Until now, it has not been possible to accurately predict the time it takes to transport freight across the USA-Mexico border, which can be an important factor for cargo shippers. Researchers at the Texas A&M Transportation Institute (TTI) have now found a mathematics-based solution to the problem.
Though careful vetting of shipments crossing the border is necessary to maintain security, unreliable border wait times can cause major slowdowns for freight. In 2008, the TTI demonstrated a system to the Federal Highway Administration (FHWA) that accurately and reliably used technology to collect border wait time data. Over the course of several research projects, TTI researchers created a solution that uses radio-frequency identification (RFID) technology, currently present in most trucks, to measure border wait times. Deployed at seven commercial ports of entry across Texas, this system provides anyone interested, and especially US Customs and Border Protection agencies, with reliable estimates via the website TTI created.

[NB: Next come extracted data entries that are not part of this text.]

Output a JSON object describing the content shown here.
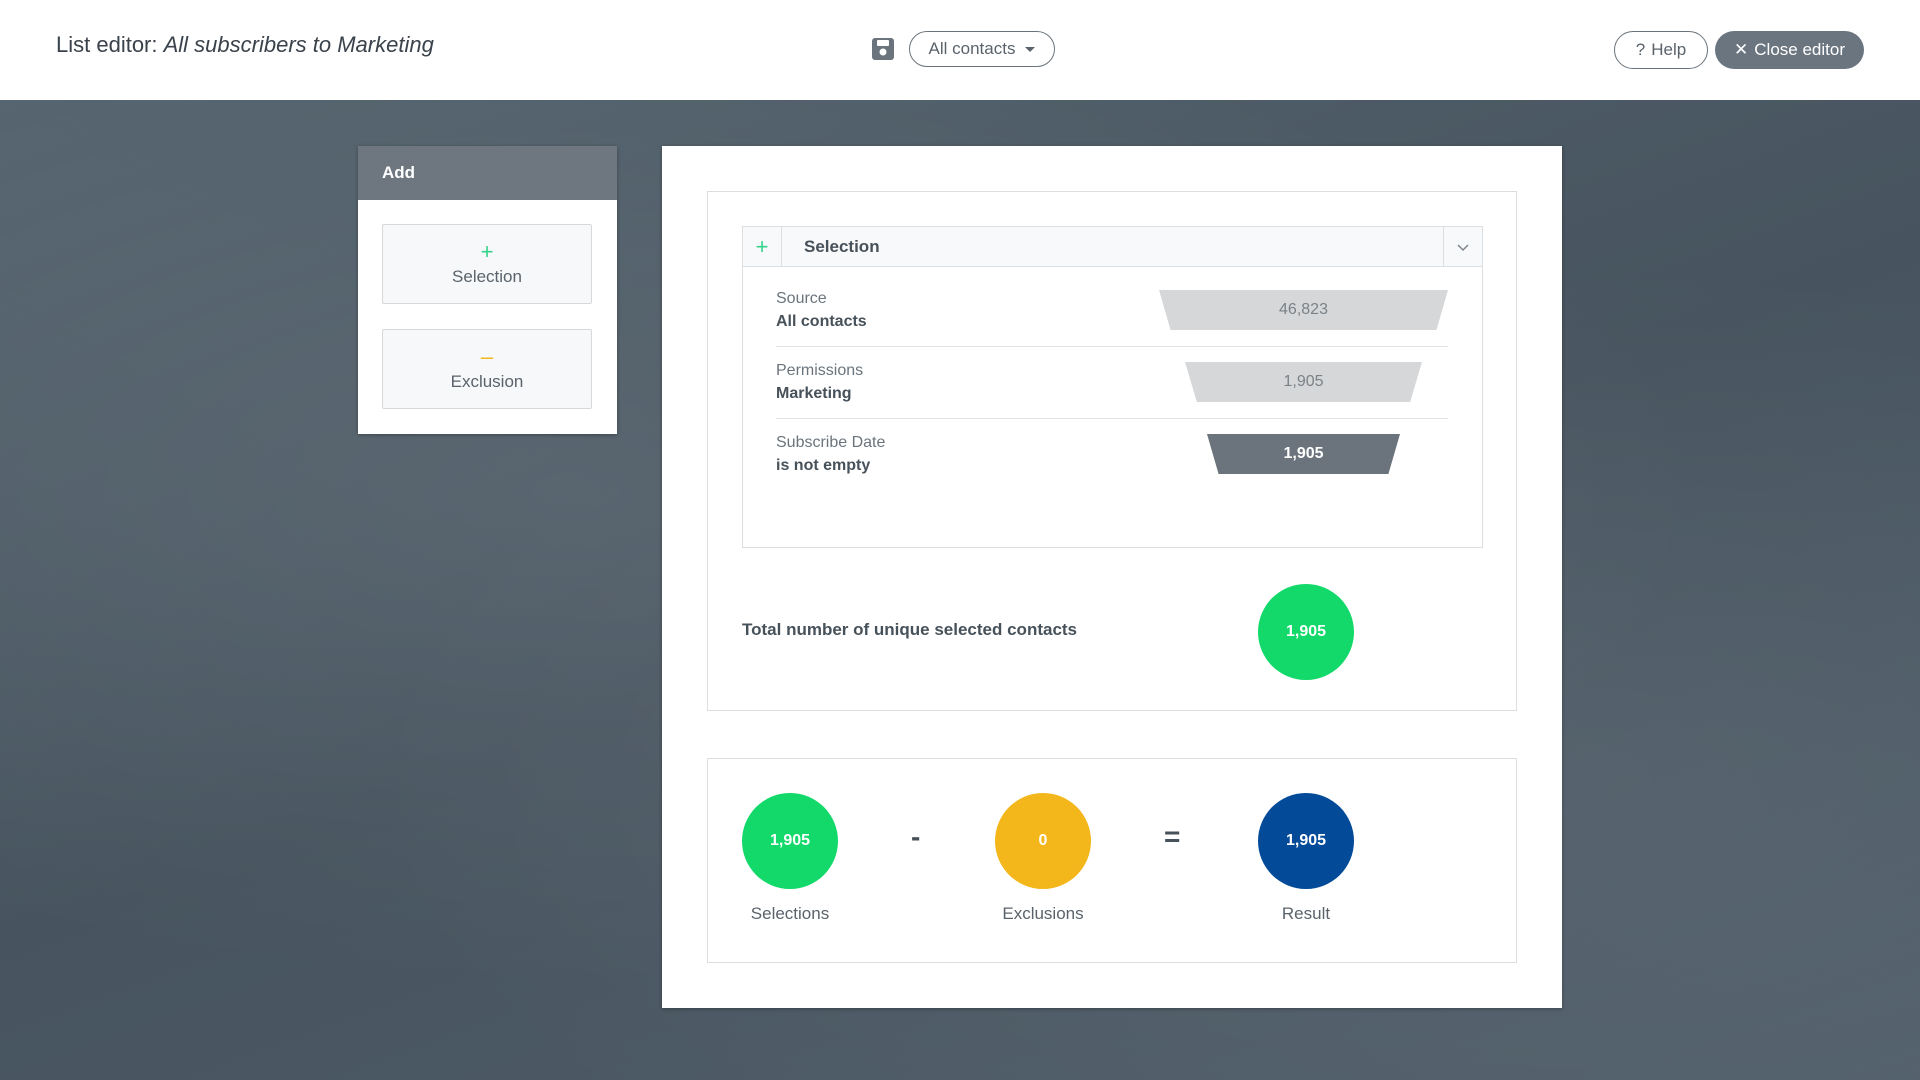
{
  "header": {
    "title_prefix": "List editor: ",
    "title_name": "All subscribers to Marketing",
    "dropdown_value": "All contacts",
    "help_label": "Help",
    "help_icon": "?",
    "close_label": "Close editor",
    "close_icon": "✕"
  },
  "add_panel": {
    "title": "Add",
    "selection_symbol": "+",
    "selection_label": "Selection",
    "exclusion_symbol": "–",
    "exclusion_label": "Exclusion"
  },
  "selection": {
    "title": "Selection",
    "plus_symbol": "+",
    "criteria": [
      {
        "key": "Source",
        "value": "All contacts",
        "count": "46,823"
      },
      {
        "key": "Permissions",
        "value": "Marketing",
        "count": "1,905"
      },
      {
        "key": "Subscribe Date",
        "value": "is not empty",
        "count": "1,905"
      }
    ]
  },
  "total": {
    "label": "Total number of unique selected contacts",
    "value": "1,905"
  },
  "summary": {
    "selections_value": "1,905",
    "selections_label": "Selections",
    "minus": "-",
    "exclusions_value": "0",
    "exclusions_label": "Exclusions",
    "equals": "=",
    "result_value": "1,905",
    "result_label": "Result"
  },
  "colors": {
    "green": "#12d96a",
    "yellow": "#f3b71b",
    "blue": "#034b99",
    "funnel_light": "#d6d7d8",
    "funnel_dark": "#6b737c"
  }
}
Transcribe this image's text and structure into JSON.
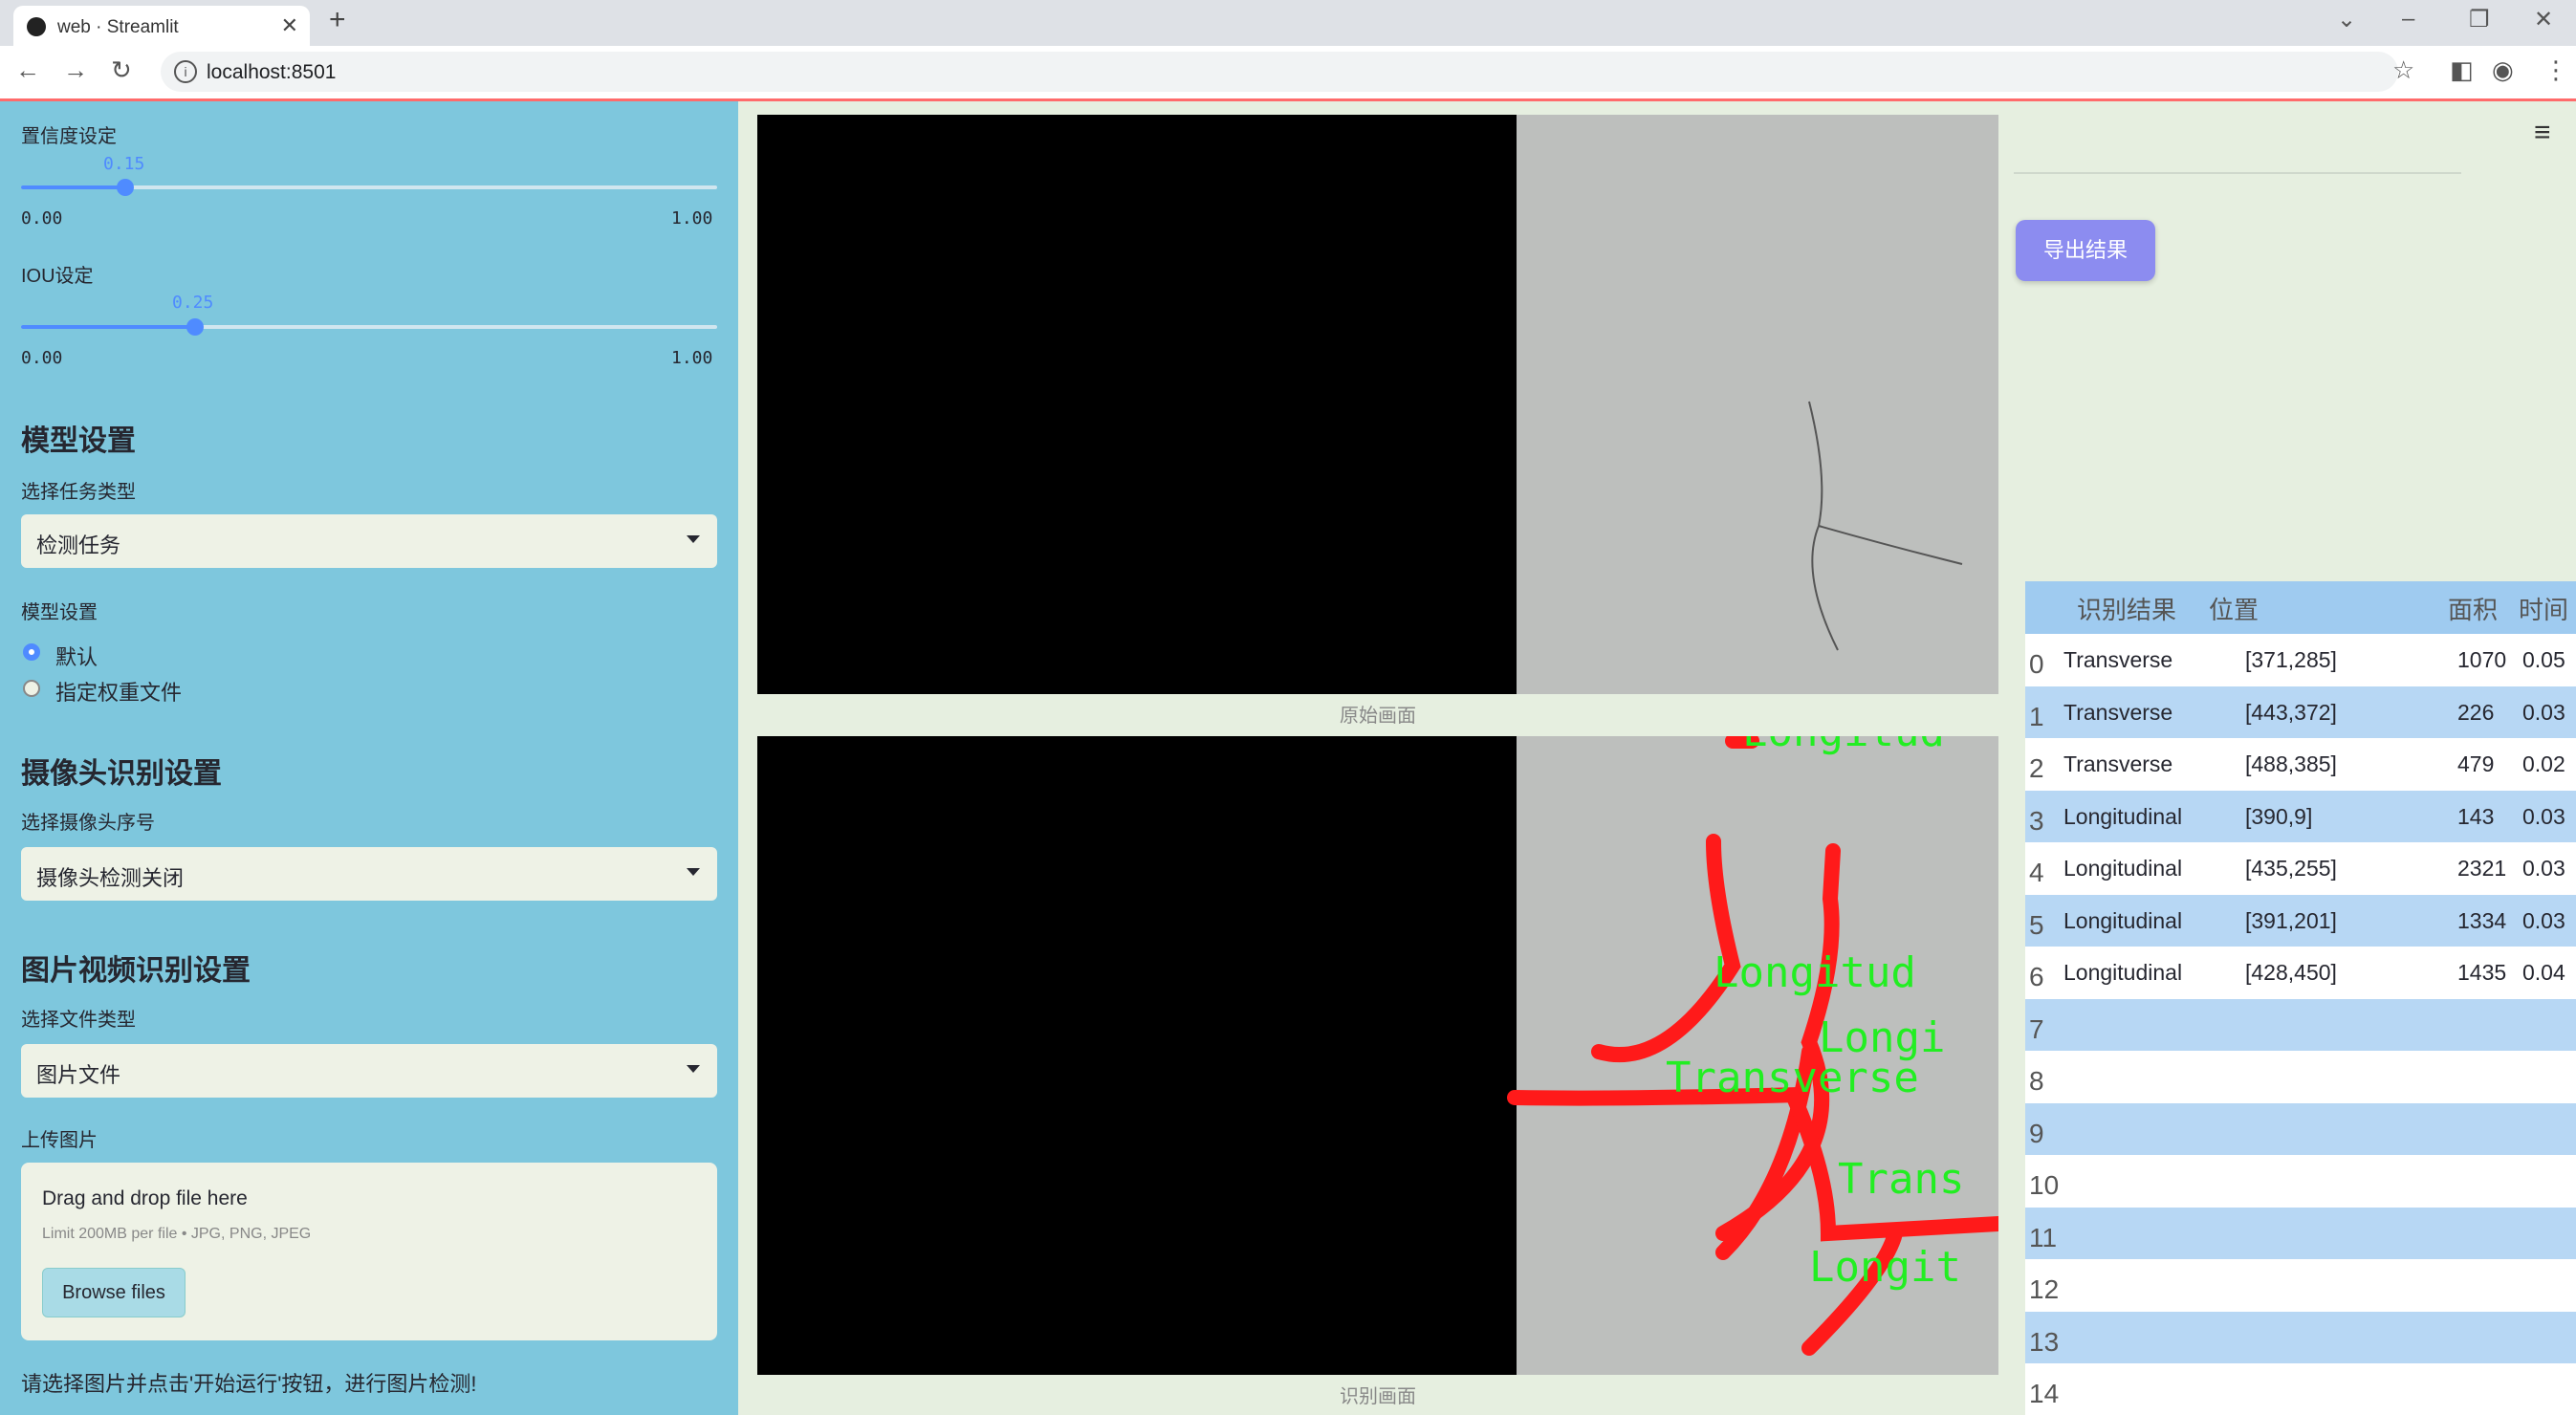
{
  "browser": {
    "tab_title": "web · Streamlit",
    "url": "localhost:8501"
  },
  "sidebar": {
    "confidence": {
      "label": "置信度设定",
      "value": "0.15",
      "min": "0.00",
      "max": "1.00",
      "fraction": 0.15
    },
    "iou": {
      "label": "IOU设定",
      "value": "0.25",
      "min": "0.00",
      "max": "1.00",
      "fraction": 0.25
    },
    "model_section": {
      "title": "模型设置",
      "task_label": "选择任务类型",
      "task_value": "检测任务",
      "model_label": "模型设置",
      "radio_options": [
        "默认",
        "指定权重文件"
      ],
      "radio_selected": 0
    },
    "camera_section": {
      "title": "摄像头识别设置",
      "label": "选择摄像头序号",
      "value": "摄像头检测关闭"
    },
    "file_section": {
      "title": "图片视频识别设置",
      "label": "选择文件类型",
      "value": "图片文件"
    },
    "upload": {
      "label": "上传图片",
      "drag_text": "Drag and drop file here",
      "limit_text": "Limit 200MB per file • JPG, PNG, JPEG",
      "browse_label": "Browse files"
    },
    "hint": "请选择图片并点击'开始运行'按钮，进行图片检测!"
  },
  "main": {
    "original_caption": "原始画面",
    "result_caption": "识别画面",
    "export_label": "导出结果",
    "overlay_labels": [
      "Longitud",
      "Longitud",
      "Longi",
      "Transverse",
      "Trans",
      "Longit"
    ],
    "colors": {
      "accent": "#4f8bff",
      "sidebar": "#7ec7dd",
      "export": "#8c8cf0",
      "mask": "#ff1a1a",
      "label": "#22ee22"
    }
  },
  "table": {
    "headers": [
      "识别结果",
      "位置",
      "面积",
      "时间"
    ],
    "rows": [
      {
        "idx": "0",
        "result": "Transverse",
        "pos": "[371,285]",
        "area": "1070",
        "time": "0.05"
      },
      {
        "idx": "1",
        "result": "Transverse",
        "pos": "[443,372]",
        "area": "226",
        "time": "0.03"
      },
      {
        "idx": "2",
        "result": "Transverse",
        "pos": "[488,385]",
        "area": "479",
        "time": "0.02"
      },
      {
        "idx": "3",
        "result": "Longitudinal",
        "pos": "[390,9]",
        "area": "143",
        "time": "0.03"
      },
      {
        "idx": "4",
        "result": "Longitudinal",
        "pos": "[435,255]",
        "area": "2321",
        "time": "0.03"
      },
      {
        "idx": "5",
        "result": "Longitudinal",
        "pos": "[391,201]",
        "area": "1334",
        "time": "0.03"
      },
      {
        "idx": "6",
        "result": "Longitudinal",
        "pos": "[428,450]",
        "area": "1435",
        "time": "0.04"
      },
      {
        "idx": "7",
        "result": "",
        "pos": "",
        "area": "",
        "time": ""
      },
      {
        "idx": "8",
        "result": "",
        "pos": "",
        "area": "",
        "time": ""
      },
      {
        "idx": "9",
        "result": "",
        "pos": "",
        "area": "",
        "time": ""
      },
      {
        "idx": "10",
        "result": "",
        "pos": "",
        "area": "",
        "time": ""
      },
      {
        "idx": "11",
        "result": "",
        "pos": "",
        "area": "",
        "time": ""
      },
      {
        "idx": "12",
        "result": "",
        "pos": "",
        "area": "",
        "time": ""
      },
      {
        "idx": "13",
        "result": "",
        "pos": "",
        "area": "",
        "time": ""
      },
      {
        "idx": "14",
        "result": "",
        "pos": "",
        "area": "",
        "time": ""
      }
    ]
  }
}
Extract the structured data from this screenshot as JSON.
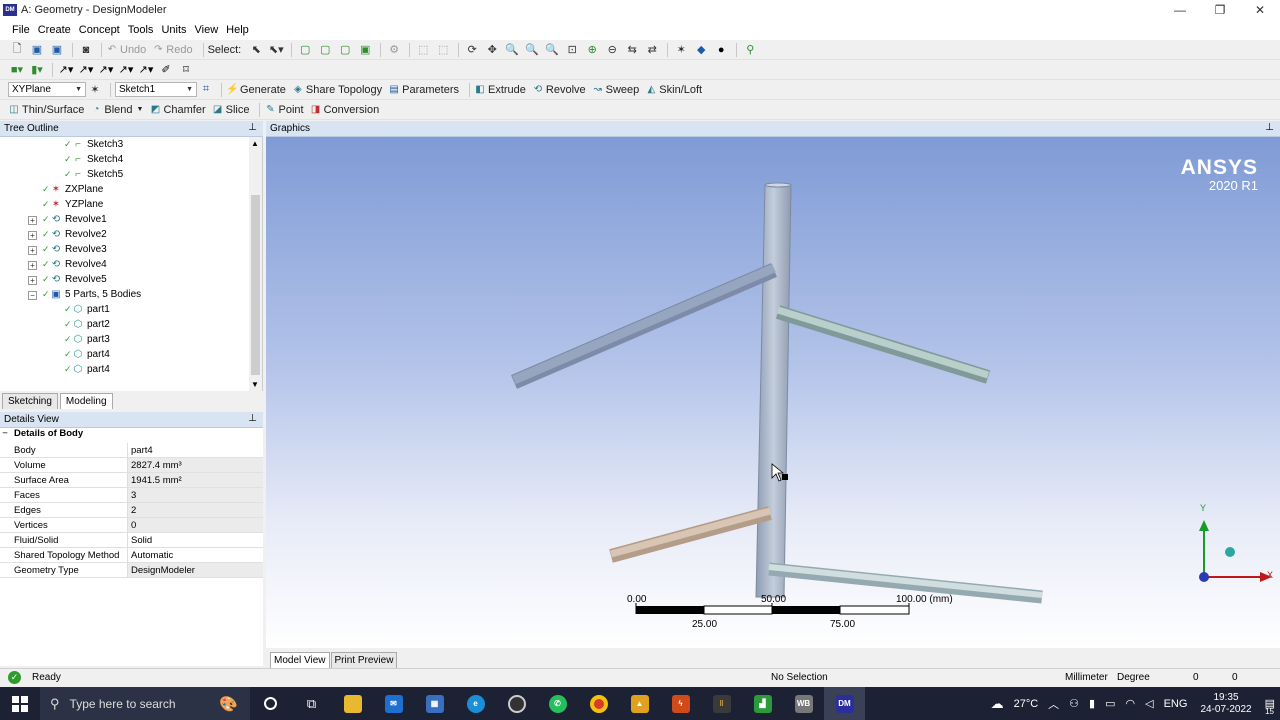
{
  "window": {
    "title": "A: Geometry - DesignModeler",
    "app_icon": "DM",
    "minimize": "—",
    "maximize": "❐",
    "close": "✕"
  },
  "menu": [
    "File",
    "Create",
    "Concept",
    "Tools",
    "Units",
    "View",
    "Help"
  ],
  "toolbar1": {
    "undo": "Undo",
    "redo": "Redo",
    "select_label": "Select:"
  },
  "toolbar3": {
    "plane_combo": "XYPlane",
    "sketch_combo": "Sketch1",
    "generate": "Generate",
    "share_topology": "Share Topology",
    "parameters": "Parameters",
    "extrude": "Extrude",
    "revolve": "Revolve",
    "sweep": "Sweep",
    "skin_loft": "Skin/Loft"
  },
  "toolbar4": {
    "thin_surface": "Thin/Surface",
    "blend": "Blend",
    "chamfer": "Chamfer",
    "slice": "Slice",
    "point": "Point",
    "conversion": "Conversion"
  },
  "tree_outline": {
    "title": "Tree Outline",
    "items": [
      {
        "label": "Sketch3",
        "icon": "sketch-icon"
      },
      {
        "label": "Sketch4",
        "icon": "sketch-icon"
      },
      {
        "label": "Sketch5",
        "icon": "sketch-icon"
      },
      {
        "label": "ZXPlane",
        "icon": "plane-icon"
      },
      {
        "label": "YZPlane",
        "icon": "plane-icon"
      },
      {
        "label": "Revolve1",
        "icon": "revolve-icon"
      },
      {
        "label": "Revolve2",
        "icon": "revolve-icon"
      },
      {
        "label": "Revolve3",
        "icon": "revolve-icon"
      },
      {
        "label": "Revolve4",
        "icon": "revolve-icon"
      },
      {
        "label": "Revolve5",
        "icon": "revolve-icon"
      },
      {
        "label": "5 Parts, 5 Bodies",
        "icon": "parts-icon"
      },
      {
        "label": "part1",
        "icon": "body-icon"
      },
      {
        "label": "part2",
        "icon": "body-icon"
      },
      {
        "label": "part3",
        "icon": "body-icon"
      },
      {
        "label": "part4",
        "icon": "body-icon"
      },
      {
        "label": "part4",
        "icon": "body-icon"
      }
    ]
  },
  "panel_tabs": {
    "sketching": "Sketching",
    "modeling": "Modeling"
  },
  "details_view": {
    "title": "Details View",
    "section": "Details of Body",
    "rows": [
      {
        "key": "Body",
        "value": "part4"
      },
      {
        "key": "Volume",
        "value": "2827.4 mm³"
      },
      {
        "key": "Surface Area",
        "value": "1941.5 mm²"
      },
      {
        "key": "Faces",
        "value": "3"
      },
      {
        "key": "Edges",
        "value": "2"
      },
      {
        "key": "Vertices",
        "value": "0"
      },
      {
        "key": "Fluid/Solid",
        "value": "Solid"
      },
      {
        "key": "Shared Topology Method",
        "value": "Automatic"
      },
      {
        "key": "Geometry Type",
        "value": "DesignModeler"
      }
    ]
  },
  "graphics": {
    "title": "Graphics",
    "logo": "ANSYS",
    "version": "2020 R1",
    "scale_top": [
      "0.00",
      "50.00",
      "100.00 (mm)"
    ],
    "scale_bottom": [
      "25.00",
      "75.00"
    ],
    "triad": {
      "y": "Y",
      "x": "X"
    },
    "tabs": [
      "Model View",
      "Print Preview"
    ]
  },
  "status": {
    "ready": "Ready",
    "selection": "No Selection",
    "unit_length": "Millimeter",
    "unit_angle": "Degree",
    "val1": "0",
    "val2": "0"
  },
  "taskbar": {
    "search_placeholder": "Type here to search",
    "weather": "27°C",
    "lang": "ENG",
    "time": "19:35",
    "date": "24-07-2022",
    "notif_count": "15"
  }
}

Before the website was available, shippers relied on the free travel-time estimates provided by Google to predict cross-border travel times, but the time spent at the crossing was not included in Google’s estimate. TTI’s latest approach uses the border wait times from the website combined with travel times from Google to provide a better travel-time prediction. The new system relies on an algorithm developed by Jose Rivera Montes De Oca, a Texas A&M University graduate student studying mathematics. Beginning with data generated in 2013, the algorithm takes reams of historical data and predicts the expected wait time at the border for a given day and time.
The new algorithm now updates the TTI-developed website’s estimate 48 times a day, providing shippers with a highly-accurate travel-time estimate for commercial vehicles passing through border checkpoints. This results in more efficient cross-border supply chains, and that can mean a better bottom line for freight shippers and, potentially, savings for consumers.
“We’re supplying that missing piece of the puzzle,” said TTI software developer Swapnil Samant. “With the machine-learning algorithm we developed, we can predict accurate travel times from origin to destination and post them to the website for a given 24-hour period. And we refine the estimate every half hour. It wouldn’t have been possible without Jose’s expertise.”
De Oca commented, “Sometimes the field of mathematics is so theoretical, you can’t really explain what you do to other people. But I can point to the website and show them how my work makes a difference.”